White collar crime is in vogue. Although there are investigations and prosecutions throughout the country at any given time in which individuals and businesses are charged with corporate wrongdoing, 2002 and 2003 will likely be high-water marks for such cases. The reasons for the increase are obvious. Police and prosecutors respond most quickly when there are victims of criminal wrongdoing--the greater the harm and the greater the number of victims, the greater the priority given by law enforcement. When businesses flourish, profits are high, unemployment is low, and bankruptcies are sporadic, the conduct of businesses (including misconduct) is masked by economic success. Conversely, when companies fail, markets drop, layoffs are widespread, and Chapter 11 becomes common, the conduct which caused or contributed to such failures are examined closely under the law enforcement microscope. This is such an era. Corporate crime has become a central topic on the business pages, cable channels, in periodicals, and throughout the media. Two-thousand two was the year Americans became versed in the failures that surrounded companies such as Enron Corporation, Worldcom, Inc., Adelphia Communications Corporation, Imclone Systems Inc., and Tyco International, Ltd. In 2003, the trend has continued as there are investigations concerning the financial dealings of AOL-Time Warner, Healthsouth Corp. and Tenet Healthcare, to name just a few.
It may seem as if 2002 was the most prolific era for investigations following business failures, but that is not the case. About a decade ago, there was a flurry of legislative and judicial activity concerning the failures of banks and savings and loans institutions throughout the nation. There are a number of similarities between the financial institutions crisis of a decade past and the current phenomenon of corporate failures. In both eras, regulators and law enforcement officials were criticized for being too lax before the events occurred. Then and now, elected officials incorporated the events into a dominant theme in the political landscape. Once the respective failures occurred, the law enforcement responses in both the financial institutions era and the current onslaught of corporate scandals has been massive, with some criticism that the response is an attempt to compensate for pre-failure neglect.
With respect to law enforcement's efforts now as during the Savings and Loan crisis, the question should be asked: Has the law enforcement response been effective or excessive in addressing the problem de jour? In considering that question, there is one large difference in the two different eras of business scandal and failure--the possibility of recovery for the victims of wrongdoing. Many of those adversely affected by bank and savings and loan failures enjoyed government-insured accounts and had the chance to recover the sums lost. With respect to business failures and market collapses today, there is no such insurance; the return to investors and others damaged by the business failures may be pennies on the dollar, if anything. This potential for unreimbursed loss has caused a great call for action by this era's victims, and perhaps an even greater response by law enforcement.

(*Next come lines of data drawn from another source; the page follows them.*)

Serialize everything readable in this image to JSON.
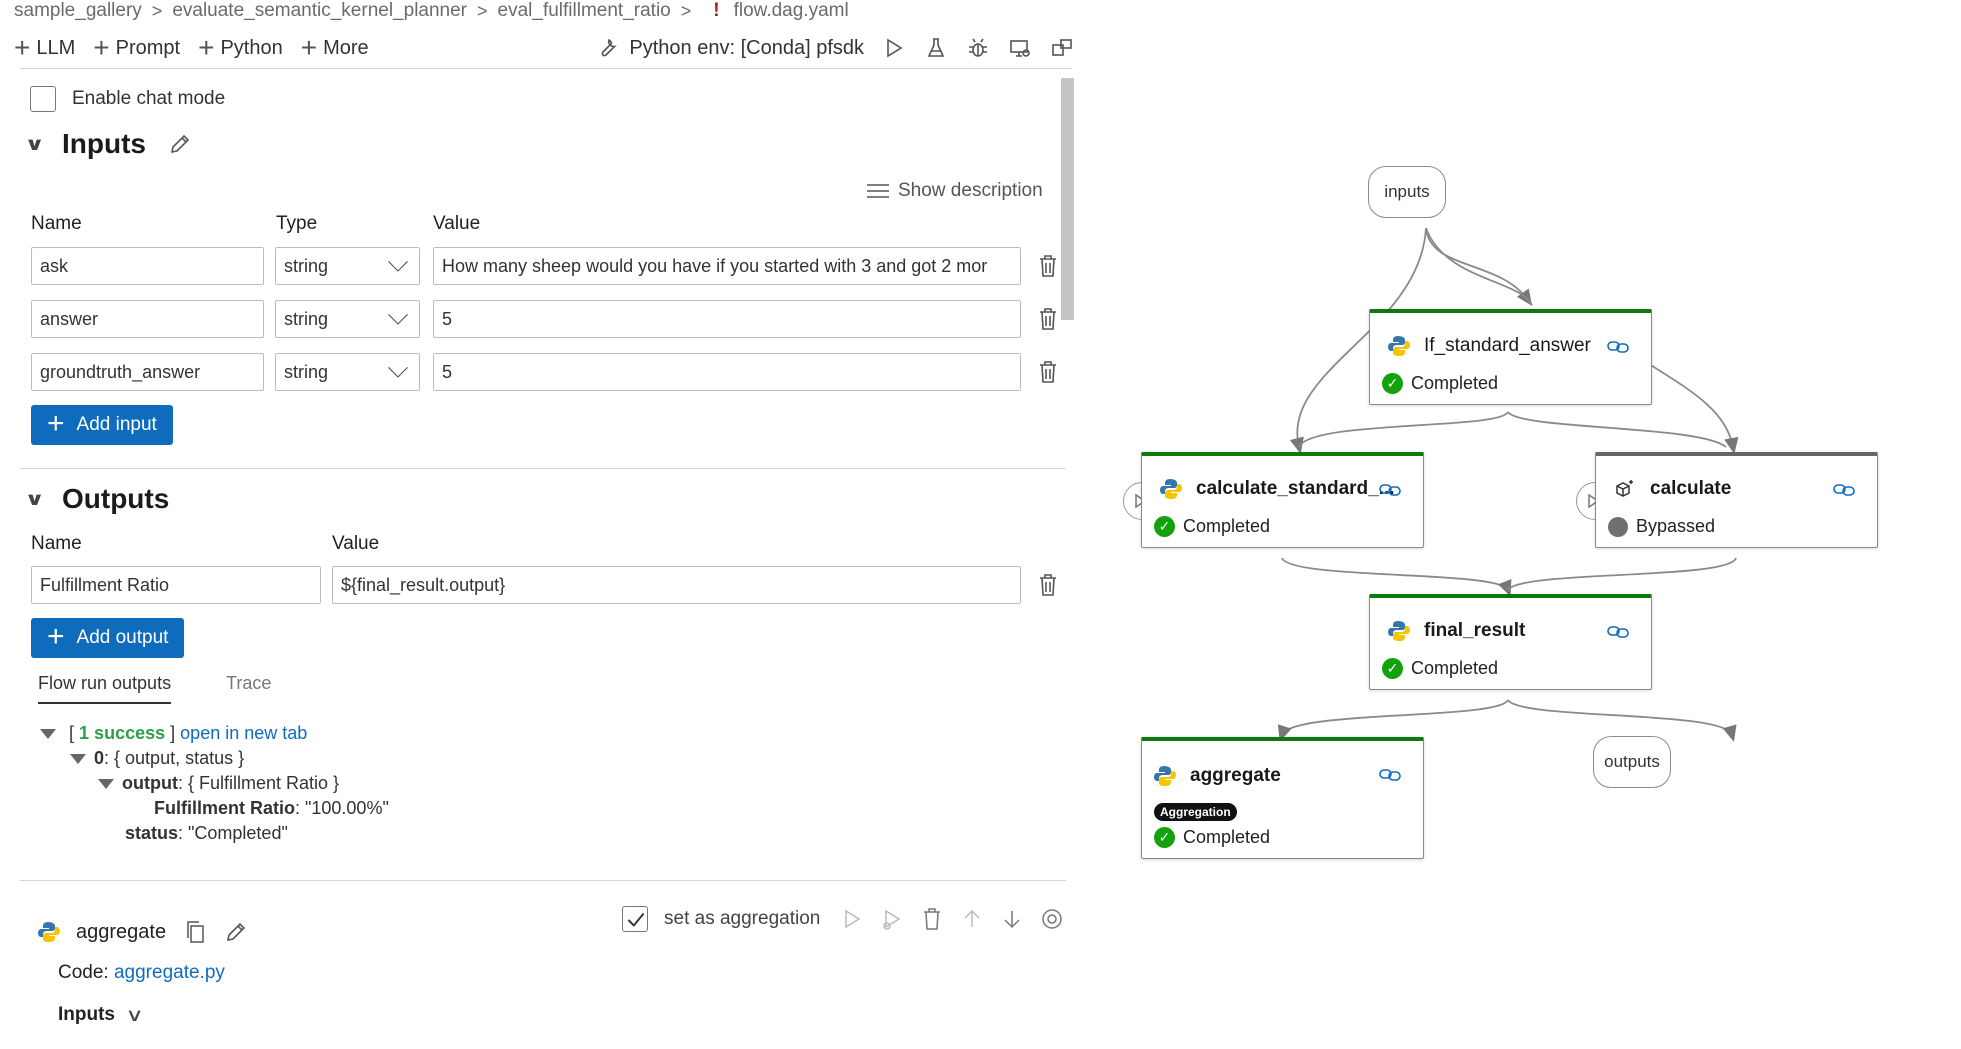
{
  "breadcrumb": {
    "items": [
      "sample_gallery",
      "evaluate_semantic_kernel_planner",
      "eval_fulfillment_ratio"
    ],
    "warning_mark": "!",
    "file": "flow.dag.yaml",
    "separator": ">"
  },
  "toolbar": {
    "add_llm": "LLM",
    "add_prompt": "Prompt",
    "add_python": "Python",
    "more": "More",
    "python_env": "Python env: [Conda] pfsdk"
  },
  "settings": {
    "enable_chat_mode": "Enable chat mode"
  },
  "inputs_section": {
    "title": "Inputs",
    "show_description": "Show description",
    "columns": {
      "name": "Name",
      "type": "Type",
      "value": "Value"
    },
    "rows": [
      {
        "name": "ask",
        "type": "string",
        "value": "How many sheep would you have if you started with 3 and got 2 mor"
      },
      {
        "name": "answer",
        "type": "string",
        "value": "5"
      },
      {
        "name": "groundtruth_answer",
        "type": "string",
        "value": "5"
      }
    ],
    "add_button": "Add input"
  },
  "outputs_section": {
    "title": "Outputs",
    "columns": {
      "name": "Name",
      "value": "Value"
    },
    "rows": [
      {
        "name": "Fulfillment Ratio",
        "value": "${final_result.output}"
      }
    ],
    "add_button": "Add output"
  },
  "run_tabs": {
    "active": "Flow run outputs",
    "inactive": "Trace"
  },
  "run_output": {
    "bracket_open": "[",
    "success": "1 success",
    "bracket_close": "]",
    "open_link": "open in new tab",
    "item_index": "0",
    "item_fields": ": { output, status }",
    "output_key": "output",
    "output_fields": ": { Fulfillment Ratio }",
    "ratio_key": "Fulfillment Ratio",
    "ratio_value": ": \"100.00%\"",
    "status_key": "status",
    "status_value": ": \"Completed\""
  },
  "node_detail": {
    "name": "aggregate",
    "set_as_aggregation": "set as aggregation",
    "code_label": "Code:",
    "code_file": "aggregate.py",
    "inputs_label": "Inputs"
  },
  "graph": {
    "inputs_node": "inputs",
    "outputs_node": "outputs",
    "nodes": {
      "if_standard_answer": {
        "title": "If_standard_answer",
        "status": "Completed"
      },
      "calculate_standard": {
        "title": "calculate_standard_...",
        "status": "Completed"
      },
      "calculate": {
        "title": "calculate",
        "status": "Bypassed"
      },
      "final_result": {
        "title": "final_result",
        "status": "Completed"
      },
      "aggregate": {
        "title": "aggregate",
        "badge": "Aggregation",
        "status": "Completed"
      }
    }
  },
  "colors": {
    "accent": "#0f6cbd",
    "completed_bar": "#0e7a0d",
    "completed_icon": "#13a10e",
    "bypassed_bar": "#666666",
    "success_text": "#2e9e4b"
  }
}
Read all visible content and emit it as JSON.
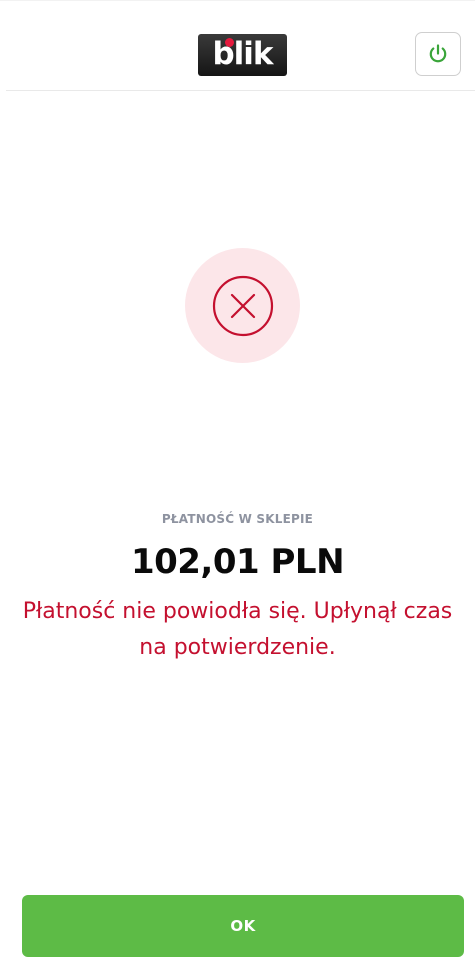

The impact of the current era of business failures has motivated all branches of government to react. Congress, which feels the pulse of public opinion most quickly, jumped into the fray with a new omnibus securities law containing a variety of new laws to address business crime. In addition, courts have been retooling the definition of "intent," perhaps the most essential ingredient in white collar crime charges, at the urging of prosecutors seeking a means to compel officials to answer for the actions of their businesses. Finally, agency regulators, prosecutors, and even private attorneys once again found creative avenues in all legal forums--administrative agencies, the courts, and licensing procedures--to seek redress from alleged wrongs and, in so doing, breathed new life into the law and practice of "parallel proceedings. …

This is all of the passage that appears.